所以真正意义上完成了光流法的函数为:void cv::detail::LKTrackerInvoker::operator()(const Range& range) const,这个重载运算符()中我们可看到LK光流法在opencv中的具体代码实现过程。
3. operator()函数详解
- 3.1 operator()函数详解--第一部分--设置初值
CV_INSTRUMENT_REGION();
//设置初值,I,J,derivI,halfWin:半个窗口大小
Point2f halfWin((winSize.width-1)*0.5f, (winSize.height-1)*0.5f);
const Mat& I = *prevImg;
const Mat& J = *nextImg;
const Mat& derivI = *prevDeriv;
int j, cn = I.channels(), cn2 = cn*2;
//通过追踪可知:deriv_type为short类型;_buf为3倍的窗口面积大小
cv::AutoBuffer _buf(winSize.area()*(cn + cn2));
int derivDepth = DataType::depth;
//IWinBuf占据了_buf的第一个窗口面积大小的区域
Mat IWinBuf(winSize, CV_MAKETYPE(derivDepth, cn), _buf.data());
//derivIWinBuf占据了_buf后两个窗口面积大小的区域
Mat derivIWinBuf(winSize, CV_MAKETYPE(derivDepth, cn2), _buf.data() + winSize.area()*cn); 第一部分设置了部分初始变量便于后续的计算。

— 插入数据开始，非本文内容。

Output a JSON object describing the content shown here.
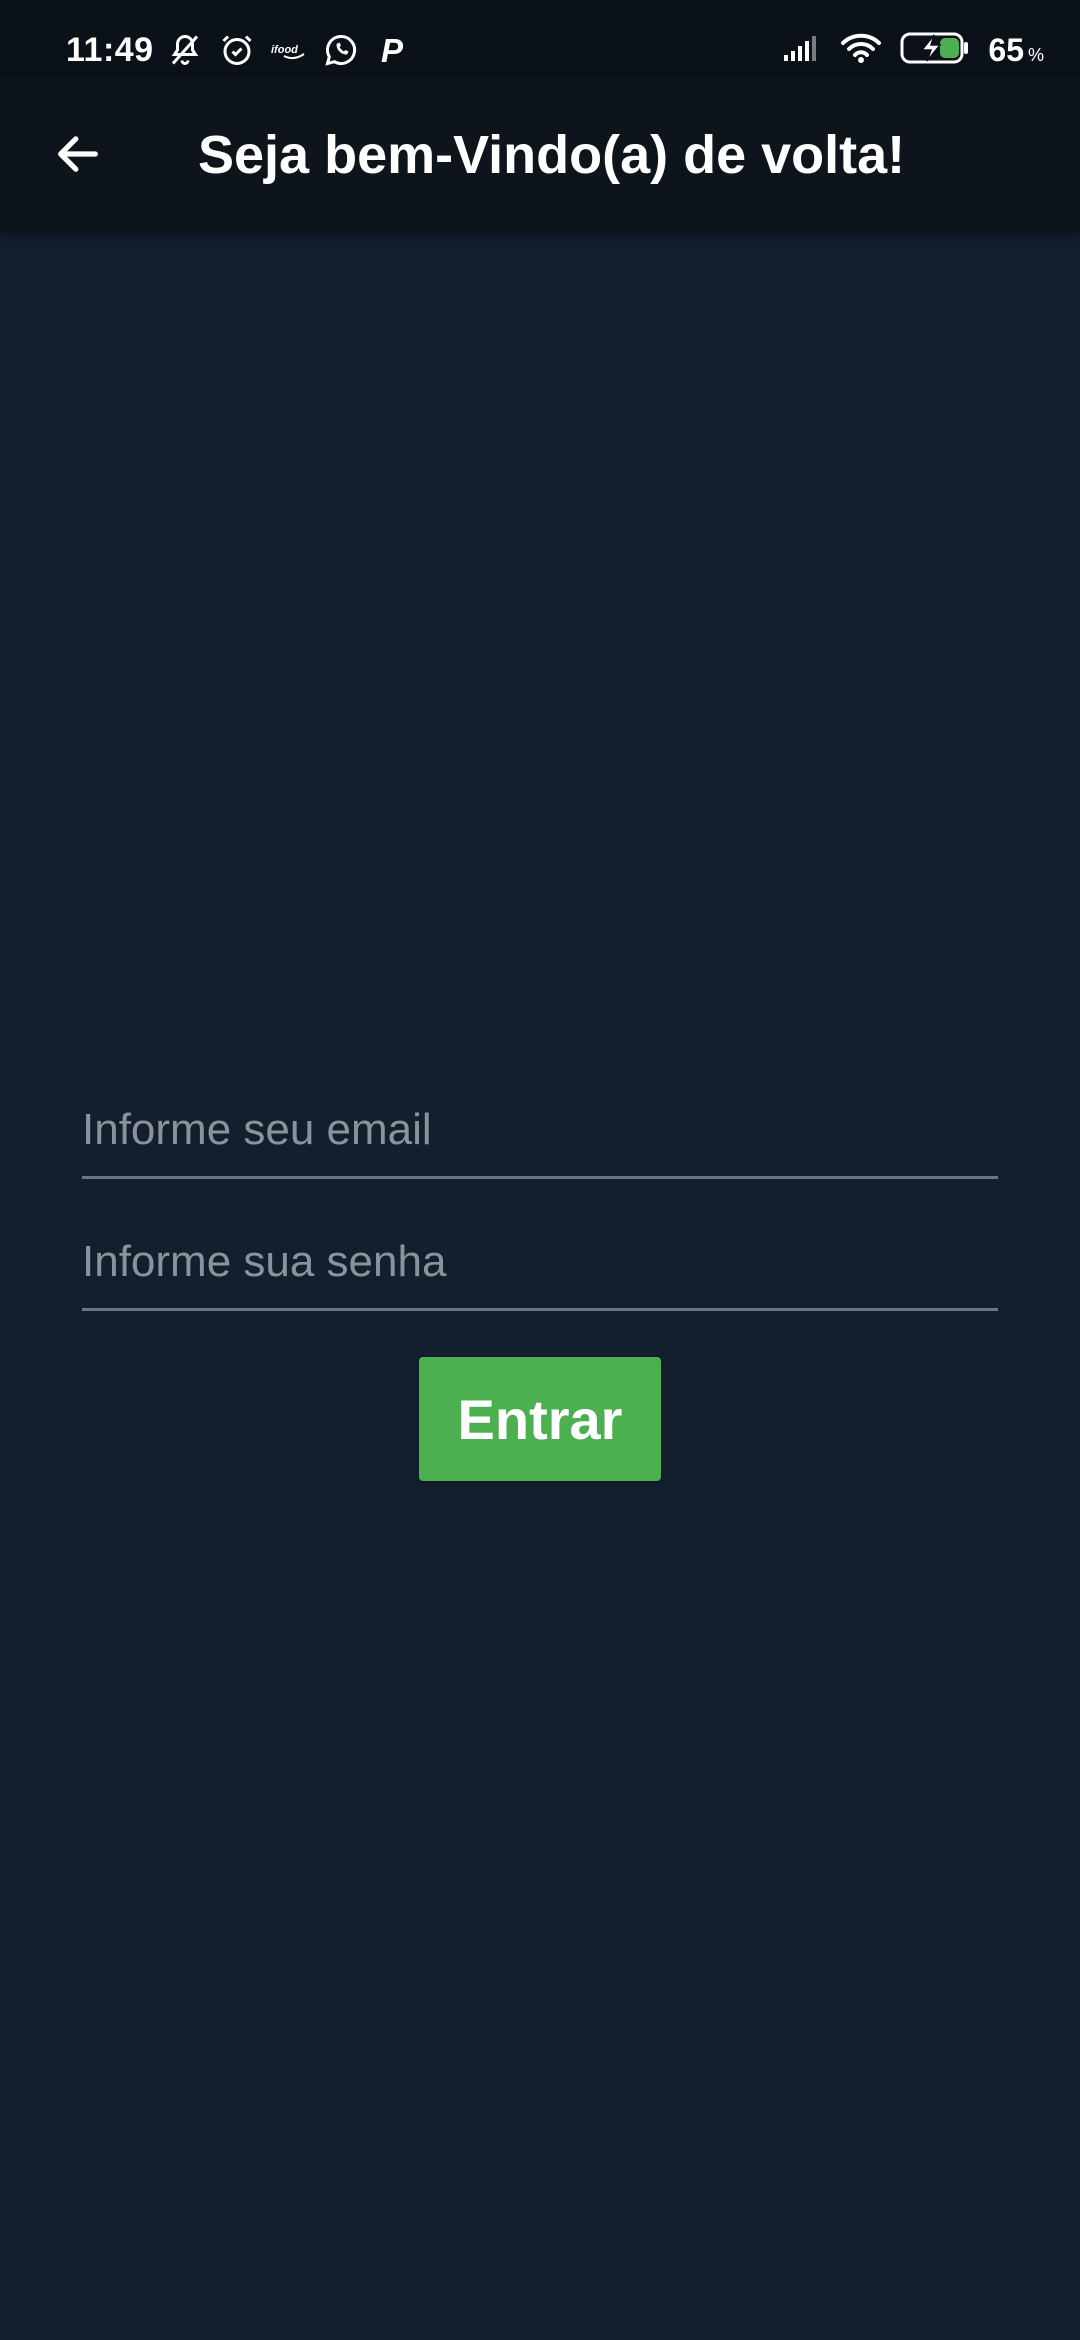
{
  "status_bar": {
    "time": "11:49",
    "left_icons": [
      "bell-off-icon",
      "alarm-icon",
      "ifood-icon",
      "whatsapp-icon",
      "p-app-icon"
    ],
    "ifood_text": "ifood",
    "p_text": "P",
    "battery_percent": "65",
    "battery_unit": "%"
  },
  "app_bar": {
    "title": "Seja bem-Vindo(a) de volta!"
  },
  "form": {
    "email_placeholder": "Informe seu email",
    "email_value": "",
    "password_placeholder": "Informe sua senha",
    "password_value": "",
    "submit_label": "Entrar"
  },
  "colors": {
    "background": "#141f2e",
    "app_bar": "#0d141c",
    "button": "#4caf50",
    "battery_accent": "#4caf50"
  }
}
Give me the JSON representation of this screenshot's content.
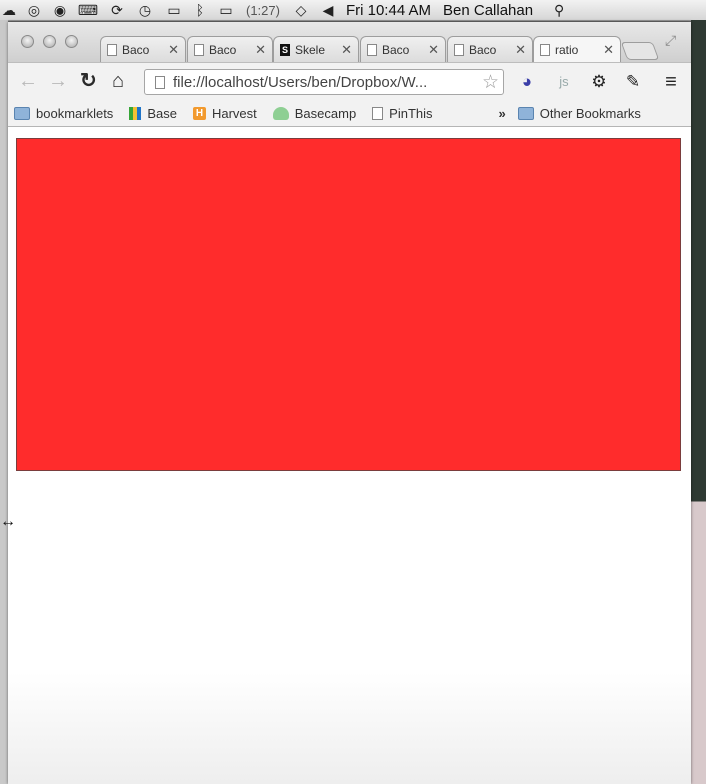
{
  "menubar": {
    "battery": "(1:27)",
    "clock": "Fri 10:44 AM",
    "user": "Ben Callahan",
    "icons": [
      "cloud-icon",
      "compass-icon",
      "keyboard-icon",
      "sync-icon",
      "time-machine-icon",
      "display-icon",
      "bluetooth-icon",
      "battery-icon",
      "wifi-icon",
      "volume-icon",
      "spotlight-icon"
    ]
  },
  "tabs": [
    {
      "label": "Baco",
      "favicon": "page"
    },
    {
      "label": "Baco",
      "favicon": "page"
    },
    {
      "label": "Skele",
      "favicon": "S"
    },
    {
      "label": "Baco",
      "favicon": "page"
    },
    {
      "label": "Baco",
      "favicon": "page"
    },
    {
      "label": "ratio",
      "favicon": "page",
      "active": true
    }
  ],
  "toolbar": {
    "url": "file://localhost/Users/ben/Dropbox/W..."
  },
  "bookmarks": [
    {
      "label": "bookmarklets",
      "icon": "folder-icon"
    },
    {
      "label": "Base",
      "icon": "base-icon"
    },
    {
      "label": "Harvest",
      "icon": "harvest-icon"
    },
    {
      "label": "Basecamp",
      "icon": "basecamp-icon"
    },
    {
      "label": "PinThis",
      "icon": "page-icon"
    }
  ],
  "other_bookmarks": "Other Bookmarks",
  "colors": {
    "red_box": "#ff2c2c"
  }
}
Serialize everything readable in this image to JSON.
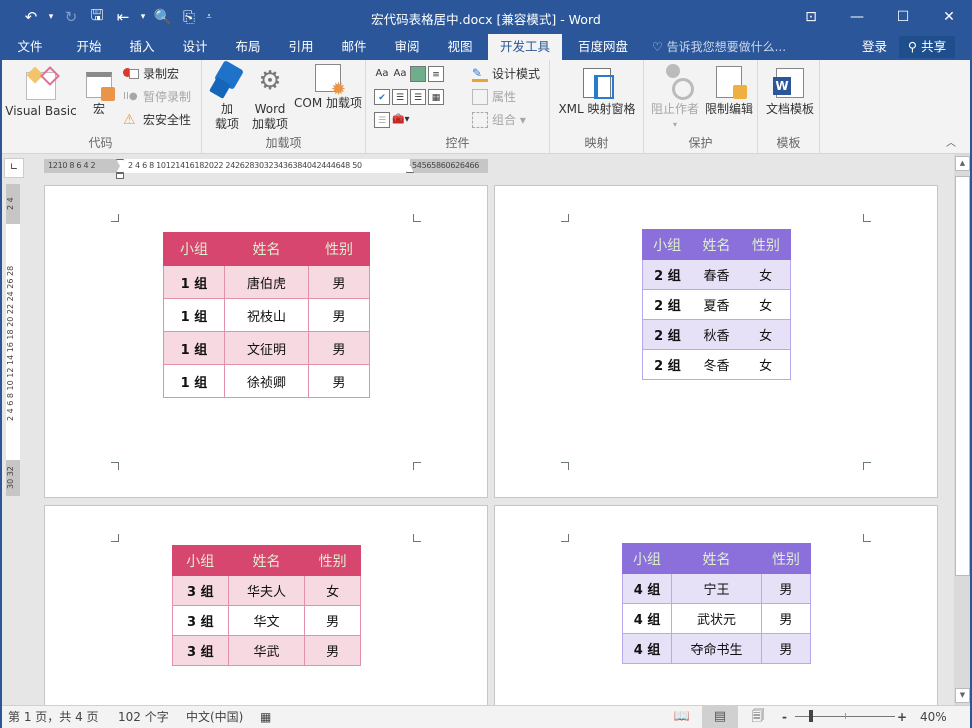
{
  "window": {
    "title": "宏代码表格居中.docx [兼容模式] - Word",
    "qat": [
      {
        "name": "undo-icon",
        "glyph": "↶"
      },
      {
        "name": "undo-dropdown-icon",
        "glyph": "▾"
      },
      {
        "name": "redo-icon",
        "glyph": "↻"
      },
      {
        "name": "save-icon",
        "glyph": "🖫"
      },
      {
        "name": "touch-mode-icon",
        "glyph": "⇤"
      },
      {
        "name": "touch-dropdown-icon",
        "glyph": "▾"
      },
      {
        "name": "print-preview-icon",
        "glyph": "🔍"
      },
      {
        "name": "new-comment-icon",
        "glyph": "⎘"
      },
      {
        "name": "customize-qat-icon",
        "glyph": "⩡"
      }
    ],
    "controls": {
      "ribbon_display": "⊡",
      "minimize": "—",
      "maximize": "☐",
      "close": "✕"
    }
  },
  "tabs": [
    {
      "label": "文件"
    },
    {
      "label": "开始"
    },
    {
      "label": "插入"
    },
    {
      "label": "设计"
    },
    {
      "label": "布局"
    },
    {
      "label": "引用"
    },
    {
      "label": "邮件"
    },
    {
      "label": "审阅"
    },
    {
      "label": "视图"
    },
    {
      "label": "开发工具",
      "active": true
    },
    {
      "label": "百度网盘"
    }
  ],
  "tellme": {
    "icon": "lightbulb-icon",
    "glyph": "♡",
    "placeholder": "告诉我您想要做什么..."
  },
  "account": {
    "login": "登录",
    "share": "共享",
    "share_glyph": "⚲"
  },
  "ribbon": {
    "groups": {
      "code": {
        "label": "代码",
        "visual_basic": "Visual Basic",
        "macros": "宏",
        "record_macro": "录制宏",
        "pause_recording": "暂停录制",
        "macro_security": "宏安全性"
      },
      "addins": {
        "label": "加载项",
        "addins_line1": "加",
        "addins_line2": "载项",
        "word_addins_line1": "Word",
        "word_addins_line2": "加载项",
        "com_addins": "COM 加载项"
      },
      "controls": {
        "label": "控件",
        "design_mode": "设计模式",
        "properties": "属性",
        "group": "组合 ▾"
      },
      "mapping": {
        "label": "映射",
        "xml_pane": "XML 映射窗格"
      },
      "protect": {
        "label": "保护",
        "block_authors": "阻止作者",
        "restrict_editing": "限制编辑"
      },
      "templates": {
        "label": "模板",
        "document_template": "文档模板"
      }
    }
  },
  "ruler": {
    "corner_glyph": "∟",
    "h_left": "1210 8  6  4  2",
    "h_mid": "2  4  6  8 10121416182022 24262830323436384042444648 50",
    "h_right": "54565860626466",
    "v_top": "2  4",
    "v_mid": "2  4  6  8  10  12  14  16  18  20  22  24  26  28",
    "v_bottom": "30  32"
  },
  "tables": [
    {
      "headers": [
        "小组",
        "姓名",
        "性别"
      ],
      "rows": [
        [
          "1 组",
          "唐伯虎",
          "男"
        ],
        [
          "1 组",
          "祝枝山",
          "男"
        ],
        [
          "1 组",
          "文征明",
          "男"
        ],
        [
          "1 组",
          "徐祯卿",
          "男"
        ]
      ]
    },
    {
      "headers": [
        "小组",
        "姓名",
        "性别"
      ],
      "rows": [
        [
          "2 组",
          "春香",
          "女"
        ],
        [
          "2 组",
          "夏香",
          "女"
        ],
        [
          "2 组",
          "秋香",
          "女"
        ],
        [
          "2 组",
          "冬香",
          "女"
        ]
      ]
    },
    {
      "headers": [
        "小组",
        "姓名",
        "性别"
      ],
      "rows": [
        [
          "3 组",
          "华夫人",
          "女"
        ],
        [
          "3 组",
          "华文",
          "男"
        ],
        [
          "3 组",
          "华武",
          "男"
        ]
      ]
    },
    {
      "headers": [
        "小组",
        "姓名",
        "性别"
      ],
      "rows": [
        [
          "4 组",
          "宁王",
          "男"
        ],
        [
          "4 组",
          "武状元",
          "男"
        ],
        [
          "4 组",
          "夺命书生",
          "男"
        ]
      ]
    }
  ],
  "colors": {
    "brand": "#2b579a",
    "pink_header": "#d6466f",
    "pink_alt": "#f7d9e1",
    "purple_header": "#8b6fdb",
    "purple_alt": "#e7e1f8"
  },
  "status": {
    "page": "第 1 页，共 4 页",
    "words": "102 个字",
    "language": "中文(中国)",
    "macro_glyph": "▦",
    "view_read": "📖",
    "view_print": "▤",
    "view_web": "🗐",
    "zoom_minus": "-",
    "zoom_plus": "+",
    "zoom_level": "40%"
  },
  "scroll": {
    "up": "▲",
    "down": "▼"
  }
}
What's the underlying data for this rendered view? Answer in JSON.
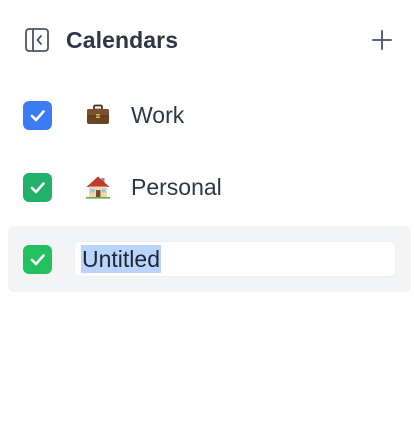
{
  "header": {
    "title": "Calendars",
    "collapse_icon": "sidebar-collapse-icon",
    "add_icon": "plus-icon"
  },
  "calendars": [
    {
      "name": "Work",
      "emoji": "briefcase-icon",
      "checked": true,
      "color": "#3b7cf4"
    },
    {
      "name": "Personal",
      "emoji": "house-icon",
      "checked": true,
      "color": "#22b16a"
    },
    {
      "name": "Untitled",
      "checked": true,
      "color": "#22c05f",
      "editing": true,
      "text_selected": true
    }
  ],
  "colors": {
    "title": "#2f3747",
    "row_hover": "#f3f4f6",
    "selection": "#b9d5fb"
  }
}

- 3.2 operator()函数详解--第二部分--查找图像I中各个特征点的光流
第二部分是光流算法的核心,包括了G的计算,G可逆的判断,b的计算,delta的计算,是光流算法最本质的部分。
//挨个遍历各个特征点,ptidx为特征点的索引
for( int ptidx = range.start; ptidx < range.end; ptidx++ )
{
//将特征点的坐标映射到当前层来
Point2f prevPt = prevPts[ptidx]*(float)(1./(1 << level));
Point2f nextPt;
//最高层金字塔,令nextPt的坐标点等同于prevPt
if( level == maxLevel )
{
if( flags & OPTFLOW_USE_INITIAL_FLOW )
nextPt = nextPts[ptidx]*(float)(1./(1 << level));
else
nextPt = prevPt;
}
//非最高层,令nextPt的坐标*2,高层坐标反映射到低一层坐标上
else
nextPt = nextPts[ptidx]*2.f;
nextPts[ptidx] = nextPt;
首先对图像I中的特征点逐个处理,第一步是获得待处理点的坐标,特征点坐标按照层数进行映射。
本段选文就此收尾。